Feedback Loops for Search: Rerankers, Evals & Retraining
Speaker
Paulius Dovidaitis
Software engineer and co-founder/CTO at Wayless.ai, founder of AI consultancy Lanepeak.com, working on ML-powered retrieval and ranking systems, with experience applying machine learning in the cybersecurity domain. Outside of work: FTC robotics mentor.
Abstract
Retrieval pipelines can improve from user feedback-but connecting signals like likes, dwell time, and clicks back to model retraining is tricky. This talk walks through an architecture for doing it: hybrid candidate generation (BM25 + embeddings), neural reranking, feedback collection, building evaluation sets, and the retraining loop. Concrete examples from production, with trade-offs between different approaches.
Description
Retrieval pipelines typically have three stages: generate candidates, rerank them, return results. This talk focuses on what comes after - collecting feedback, building evals, and closing the loop back to training.
I'll share the architecture I built and iterated on:
Candidate generation Combining BM25, embedding similarity, and heuristic filters. When embeddings win, when keyword matching still beats them, and the latency/accuracy trade-offs I hit.
Reranking Neural rerankers vs. lightweight scoring. What features actually moved the needle. How I structured training data from user interactions.
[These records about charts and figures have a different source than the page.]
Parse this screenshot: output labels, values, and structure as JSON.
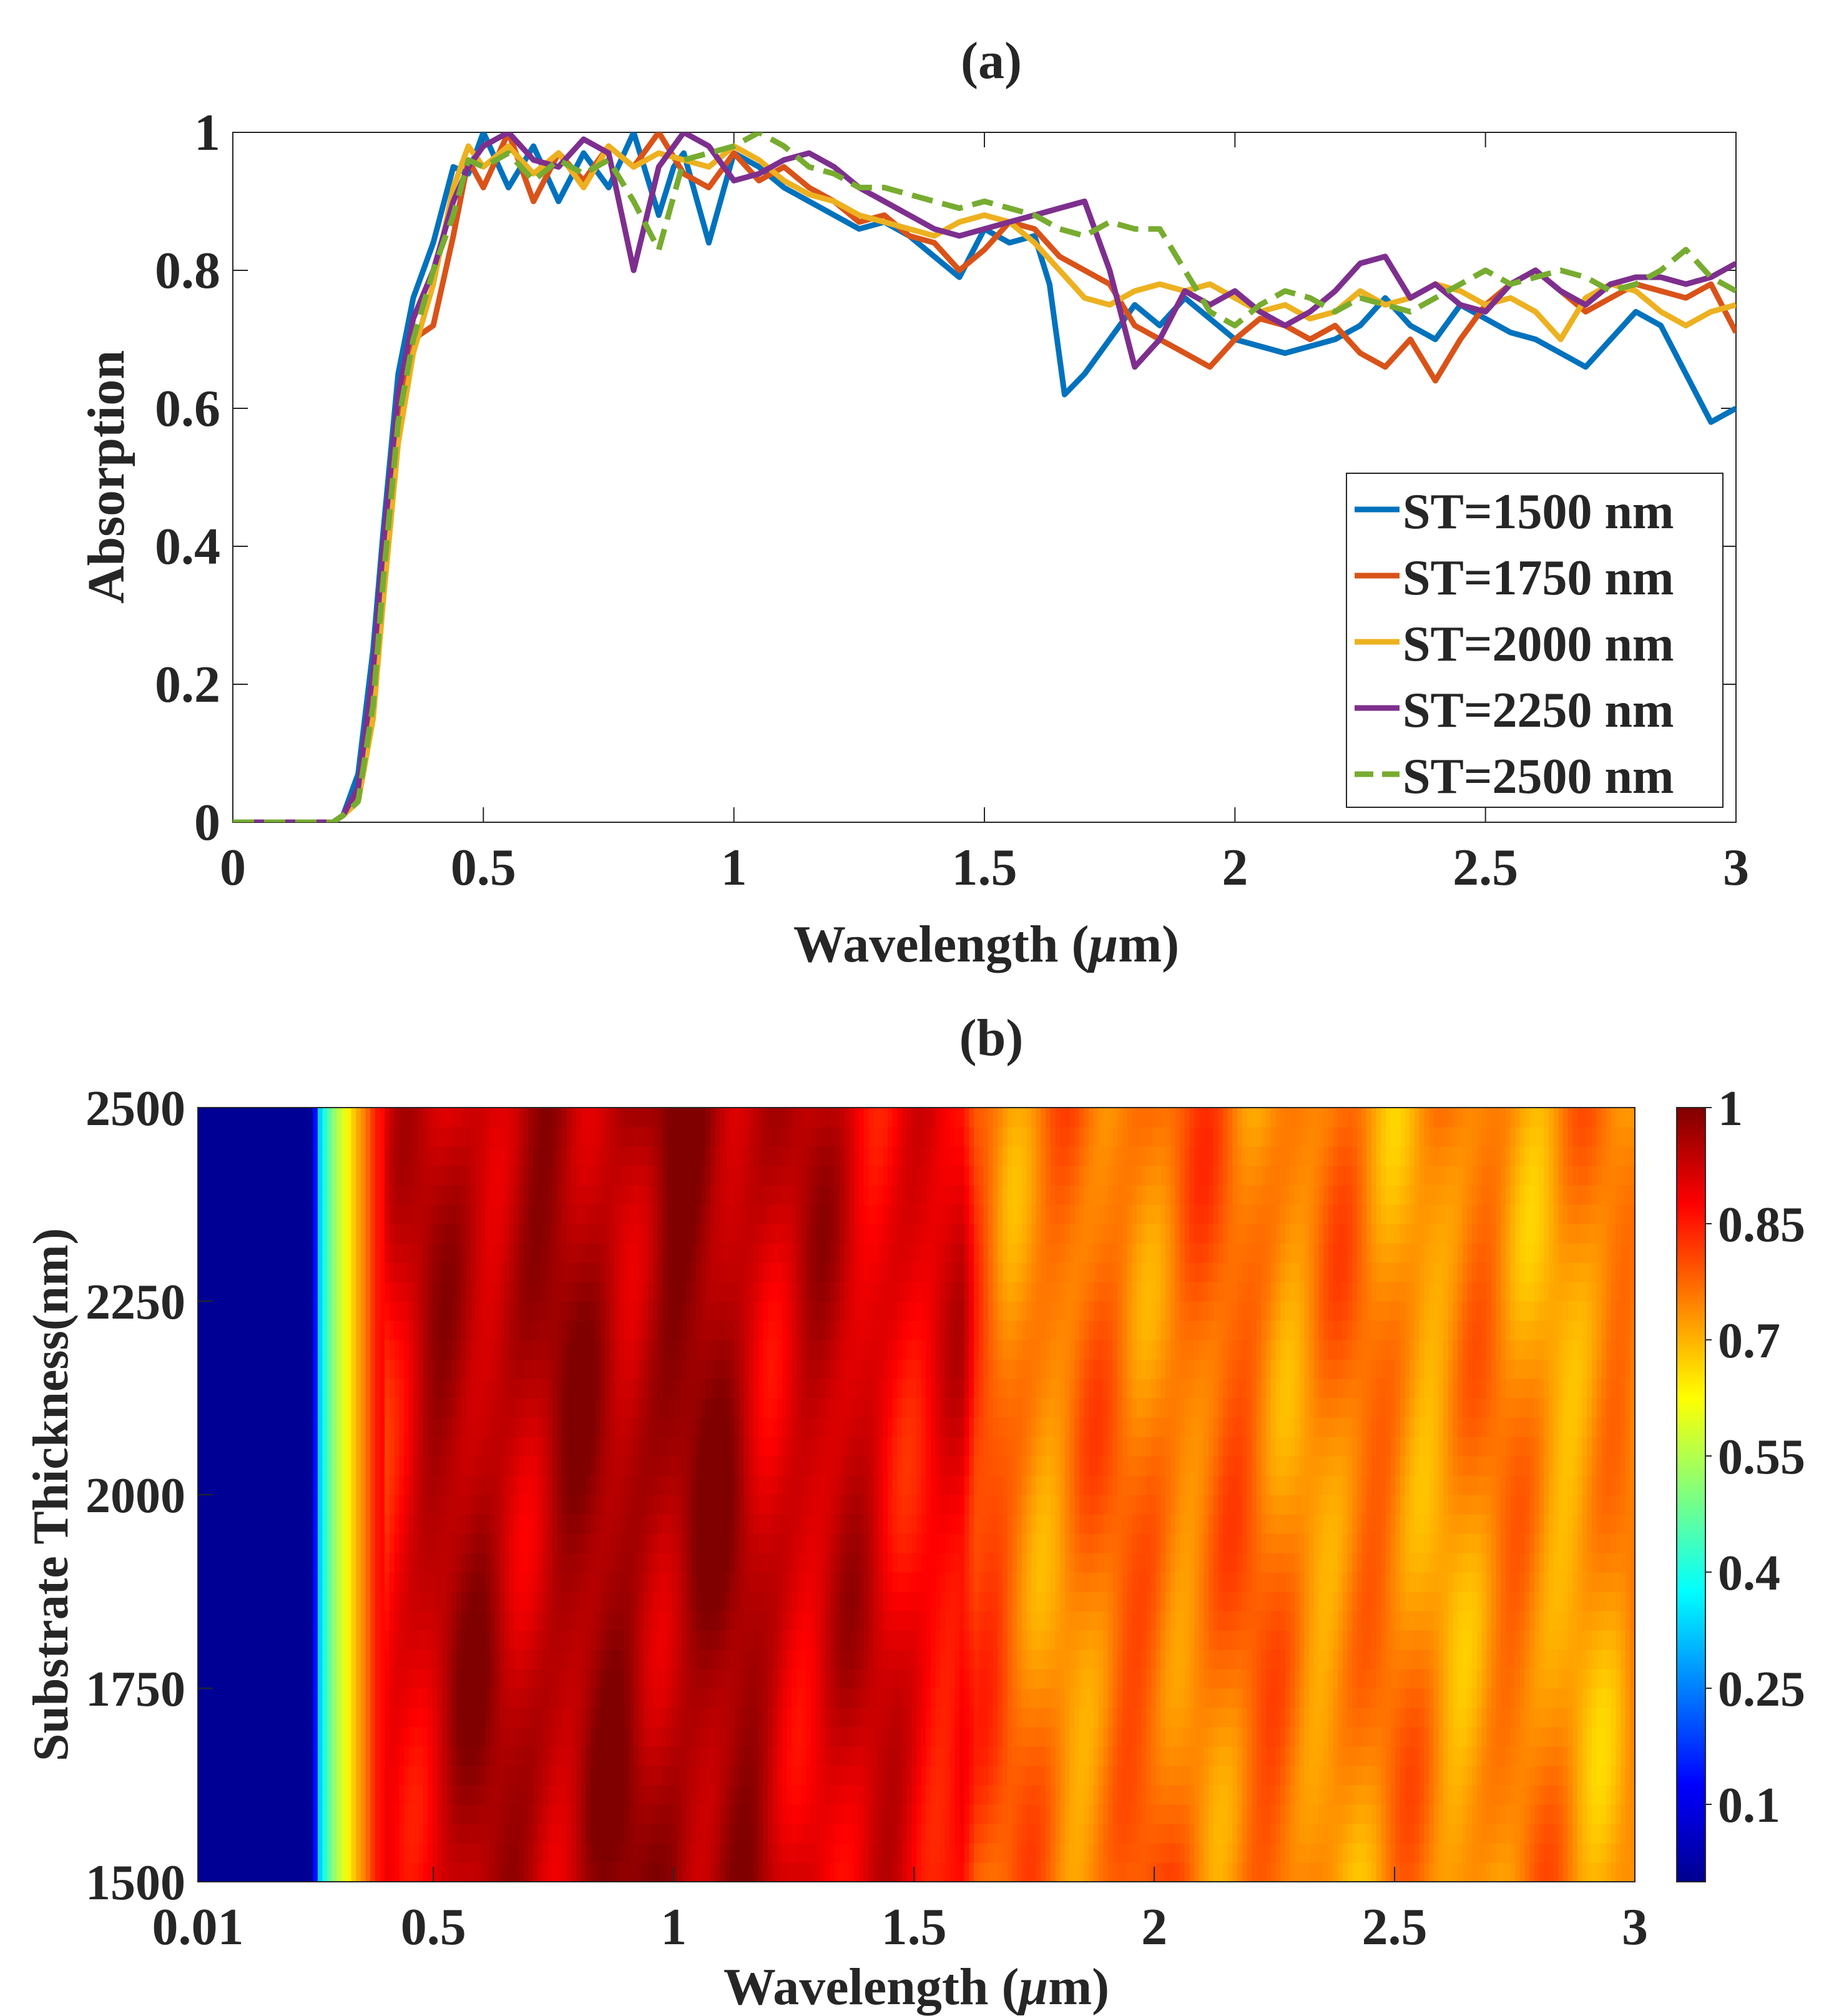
{
  "chart_data": [
    {
      "panel_label": "(a)",
      "type": "line",
      "xlabel_prefix": "Wavelength (",
      "xlabel_mu": "μ",
      "xlabel_suffix": "m)",
      "ylabel": "Absorption",
      "xlim": [
        0,
        3
      ],
      "ylim": [
        0,
        1
      ],
      "xticks": [
        0,
        0.5,
        1,
        1.5,
        2,
        2.5,
        3
      ],
      "xtick_labels": [
        "0",
        "0.5",
        "1",
        "1.5",
        "2",
        "2.5",
        "3"
      ],
      "yticks": [
        0,
        0.2,
        0.4,
        0.6,
        0.8,
        1
      ],
      "ytick_labels": [
        "0",
        "0.2",
        "0.4",
        "0.6",
        "0.8",
        "1"
      ],
      "legend_position": "bottom-right",
      "series": [
        {
          "name": "ST=1500 nm",
          "color": "#0072BD",
          "dash": false,
          "x": [
            0,
            0.1,
            0.2,
            0.22,
            0.25,
            0.28,
            0.3,
            0.33,
            0.36,
            0.4,
            0.44,
            0.47,
            0.5,
            0.55,
            0.6,
            0.65,
            0.7,
            0.75,
            0.8,
            0.85,
            0.88,
            0.9,
            0.95,
            1.0,
            1.05,
            1.1,
            1.15,
            1.2,
            1.25,
            1.3,
            1.35,
            1.4,
            1.45,
            1.5,
            1.55,
            1.6,
            1.63,
            1.66,
            1.7,
            1.75,
            1.8,
            1.85,
            1.9,
            1.95,
            2.0,
            2.05,
            2.1,
            2.15,
            2.2,
            2.25,
            2.3,
            2.35,
            2.4,
            2.45,
            2.5,
            2.55,
            2.6,
            2.65,
            2.7,
            2.75,
            2.8,
            2.85,
            2.9,
            2.95,
            3.0
          ],
          "y": [
            0,
            0,
            0,
            0.01,
            0.07,
            0.25,
            0.42,
            0.65,
            0.76,
            0.84,
            0.95,
            0.94,
            1.0,
            0.92,
            0.98,
            0.9,
            0.97,
            0.92,
            1.0,
            0.88,
            0.95,
            0.97,
            0.84,
            0.97,
            0.95,
            0.92,
            0.9,
            0.88,
            0.86,
            0.87,
            0.85,
            0.82,
            0.79,
            0.86,
            0.84,
            0.85,
            0.78,
            0.62,
            0.65,
            0.7,
            0.75,
            0.72,
            0.76,
            0.73,
            0.7,
            0.69,
            0.68,
            0.69,
            0.7,
            0.72,
            0.76,
            0.72,
            0.7,
            0.75,
            0.73,
            0.71,
            0.7,
            0.68,
            0.66,
            0.7,
            0.74,
            0.72,
            0.65,
            0.58,
            0.6
          ]
        },
        {
          "name": "ST=1750 nm",
          "color": "#D95319",
          "dash": false,
          "x": [
            0,
            0.1,
            0.2,
            0.22,
            0.25,
            0.28,
            0.3,
            0.33,
            0.36,
            0.4,
            0.44,
            0.47,
            0.5,
            0.55,
            0.6,
            0.65,
            0.7,
            0.75,
            0.8,
            0.85,
            0.9,
            0.95,
            1.0,
            1.05,
            1.1,
            1.15,
            1.2,
            1.25,
            1.3,
            1.35,
            1.4,
            1.45,
            1.5,
            1.55,
            1.6,
            1.65,
            1.7,
            1.75,
            1.8,
            1.85,
            1.9,
            1.95,
            2.0,
            2.05,
            2.1,
            2.15,
            2.2,
            2.25,
            2.3,
            2.35,
            2.4,
            2.45,
            2.5,
            2.55,
            2.6,
            2.65,
            2.7,
            2.75,
            2.8,
            2.85,
            2.9,
            2.95,
            3.0
          ],
          "y": [
            0,
            0,
            0,
            0.01,
            0.04,
            0.2,
            0.38,
            0.6,
            0.7,
            0.72,
            0.85,
            0.96,
            0.92,
            1.0,
            0.9,
            0.97,
            0.93,
            0.98,
            0.95,
            1.0,
            0.94,
            0.92,
            0.97,
            0.93,
            0.95,
            0.92,
            0.9,
            0.87,
            0.88,
            0.85,
            0.84,
            0.8,
            0.83,
            0.87,
            0.86,
            0.82,
            0.8,
            0.78,
            0.72,
            0.7,
            0.68,
            0.66,
            0.7,
            0.73,
            0.72,
            0.7,
            0.72,
            0.68,
            0.66,
            0.7,
            0.64,
            0.7,
            0.75,
            0.78,
            0.8,
            0.77,
            0.74,
            0.76,
            0.78,
            0.77,
            0.76,
            0.78,
            0.71
          ]
        },
        {
          "name": "ST=2000 nm",
          "color": "#EDB120",
          "dash": false,
          "x": [
            0,
            0.1,
            0.2,
            0.22,
            0.25,
            0.28,
            0.3,
            0.33,
            0.36,
            0.4,
            0.44,
            0.47,
            0.5,
            0.55,
            0.6,
            0.65,
            0.7,
            0.75,
            0.8,
            0.85,
            0.9,
            0.95,
            1.0,
            1.05,
            1.1,
            1.15,
            1.2,
            1.25,
            1.3,
            1.35,
            1.4,
            1.45,
            1.5,
            1.55,
            1.6,
            1.65,
            1.7,
            1.75,
            1.8,
            1.85,
            1.9,
            1.95,
            2.0,
            2.05,
            2.1,
            2.15,
            2.2,
            2.25,
            2.3,
            2.35,
            2.4,
            2.45,
            2.5,
            2.55,
            2.6,
            2.65,
            2.7,
            2.75,
            2.8,
            2.85,
            2.9,
            2.95,
            3.0
          ],
          "y": [
            0,
            0,
            0,
            0.01,
            0.03,
            0.15,
            0.32,
            0.55,
            0.68,
            0.78,
            0.92,
            0.98,
            0.95,
            0.98,
            0.94,
            0.97,
            0.92,
            0.98,
            0.95,
            0.97,
            0.96,
            0.95,
            0.98,
            0.96,
            0.93,
            0.91,
            0.9,
            0.88,
            0.87,
            0.86,
            0.85,
            0.87,
            0.88,
            0.87,
            0.84,
            0.8,
            0.76,
            0.75,
            0.77,
            0.78,
            0.77,
            0.78,
            0.76,
            0.74,
            0.75,
            0.73,
            0.74,
            0.77,
            0.75,
            0.76,
            0.78,
            0.77,
            0.75,
            0.76,
            0.74,
            0.7,
            0.76,
            0.78,
            0.77,
            0.74,
            0.72,
            0.74,
            0.75
          ]
        },
        {
          "name": "ST=2250 nm",
          "color": "#7E2F8E",
          "dash": false,
          "x": [
            0,
            0.1,
            0.2,
            0.22,
            0.25,
            0.28,
            0.3,
            0.33,
            0.36,
            0.4,
            0.44,
            0.47,
            0.5,
            0.55,
            0.6,
            0.65,
            0.7,
            0.75,
            0.8,
            0.85,
            0.9,
            0.95,
            1.0,
            1.05,
            1.1,
            1.15,
            1.2,
            1.25,
            1.3,
            1.35,
            1.4,
            1.45,
            1.5,
            1.55,
            1.6,
            1.65,
            1.7,
            1.75,
            1.8,
            1.85,
            1.9,
            1.95,
            2.0,
            2.05,
            2.1,
            2.15,
            2.2,
            2.25,
            2.3,
            2.35,
            2.4,
            2.45,
            2.5,
            2.55,
            2.6,
            2.65,
            2.7,
            2.75,
            2.8,
            2.85,
            2.9,
            2.95,
            3.0
          ],
          "y": [
            0,
            0,
            0,
            0.01,
            0.05,
            0.22,
            0.4,
            0.62,
            0.73,
            0.8,
            0.9,
            0.95,
            0.98,
            1.0,
            0.96,
            0.95,
            0.99,
            0.97,
            0.8,
            0.95,
            1.0,
            0.98,
            0.93,
            0.94,
            0.96,
            0.97,
            0.95,
            0.92,
            0.9,
            0.88,
            0.86,
            0.85,
            0.86,
            0.87,
            0.88,
            0.89,
            0.9,
            0.8,
            0.66,
            0.7,
            0.77,
            0.75,
            0.77,
            0.74,
            0.72,
            0.74,
            0.77,
            0.81,
            0.82,
            0.76,
            0.78,
            0.75,
            0.74,
            0.78,
            0.8,
            0.77,
            0.75,
            0.78,
            0.79,
            0.79,
            0.78,
            0.79,
            0.81
          ]
        },
        {
          "name": "ST=2500 nm",
          "color": "#77AC30",
          "dash": true,
          "x": [
            0,
            0.1,
            0.2,
            0.22,
            0.25,
            0.28,
            0.3,
            0.33,
            0.36,
            0.4,
            0.44,
            0.47,
            0.5,
            0.55,
            0.6,
            0.65,
            0.7,
            0.75,
            0.8,
            0.85,
            0.9,
            0.95,
            1.0,
            1.05,
            1.1,
            1.15,
            1.2,
            1.25,
            1.3,
            1.35,
            1.4,
            1.45,
            1.5,
            1.55,
            1.6,
            1.65,
            1.7,
            1.75,
            1.8,
            1.85,
            1.9,
            1.95,
            2.0,
            2.05,
            2.1,
            2.15,
            2.2,
            2.25,
            2.3,
            2.35,
            2.4,
            2.45,
            2.5,
            2.55,
            2.6,
            2.65,
            2.7,
            2.75,
            2.8,
            2.85,
            2.9,
            2.95,
            3.0
          ],
          "y": [
            0,
            0,
            0,
            0.01,
            0.03,
            0.17,
            0.35,
            0.58,
            0.7,
            0.8,
            0.88,
            0.96,
            0.95,
            0.97,
            0.93,
            0.96,
            0.94,
            0.96,
            0.9,
            0.83,
            0.96,
            0.97,
            0.98,
            1.0,
            0.98,
            0.95,
            0.94,
            0.92,
            0.92,
            0.91,
            0.9,
            0.89,
            0.9,
            0.89,
            0.88,
            0.86,
            0.85,
            0.87,
            0.86,
            0.86,
            0.8,
            0.74,
            0.72,
            0.75,
            0.77,
            0.76,
            0.74,
            0.76,
            0.75,
            0.74,
            0.76,
            0.78,
            0.8,
            0.78,
            0.79,
            0.8,
            0.79,
            0.77,
            0.78,
            0.8,
            0.83,
            0.79,
            0.77
          ]
        }
      ]
    },
    {
      "panel_label": "(b)",
      "type": "heatmap",
      "xlabel_prefix": "Wavelength (",
      "xlabel_mu": "μ",
      "xlabel_suffix": "m)",
      "ylabel": "Substrate Thickness(nm)",
      "xlim": [
        0.01,
        3
      ],
      "ylim": [
        1500,
        2500
      ],
      "xticks": [
        0.01,
        0.5,
        1,
        1.5,
        2,
        2.5,
        3
      ],
      "xtick_labels": [
        "0.01",
        "0.5",
        "1",
        "1.5",
        "2",
        "2.5",
        "3"
      ],
      "yticks": [
        1500,
        1750,
        2000,
        2250,
        2500
      ],
      "ytick_labels": [
        "1500",
        "1750",
        "2000",
        "2250",
        "2500"
      ],
      "colorbar_ticks": [
        0.1,
        0.25,
        0.4,
        0.55,
        0.7,
        0.85,
        1
      ],
      "colorbar_labels": [
        "0.1",
        "0.25",
        "0.4",
        "0.55",
        "0.7",
        "0.85",
        "1"
      ],
      "colorbar_range": [
        0,
        1
      ],
      "colormap": "jet",
      "wavelength_profile": {
        "x": [
          0.01,
          0.25,
          0.26,
          0.28,
          0.3,
          0.32,
          0.34,
          0.36,
          0.38,
          0.42,
          0.5,
          0.6,
          0.8,
          1.0,
          1.1,
          1.2,
          1.4,
          1.6,
          1.63,
          1.7,
          1.9,
          2.0,
          2.5,
          3.0
        ],
        "value": [
          0.02,
          0.02,
          0.3,
          0.45,
          0.55,
          0.62,
          0.7,
          0.76,
          0.85,
          0.9,
          0.93,
          0.95,
          0.95,
          0.97,
          0.96,
          0.93,
          0.91,
          0.88,
          0.8,
          0.76,
          0.75,
          0.77,
          0.74,
          0.73
        ]
      }
    }
  ]
}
Feedback signals Signals like likes/dislikes, dwell time, copy events, and user clicks. Which ones correlate with relevance, which are noise, and how to tell the difference.
Building evaluation sets The hardest part. How to construct test sets when you don't have labeled data. Which metrics actually track with production performance.
The retraining loop Model versioning, A/B testing changes, and rolling back when metrics drop.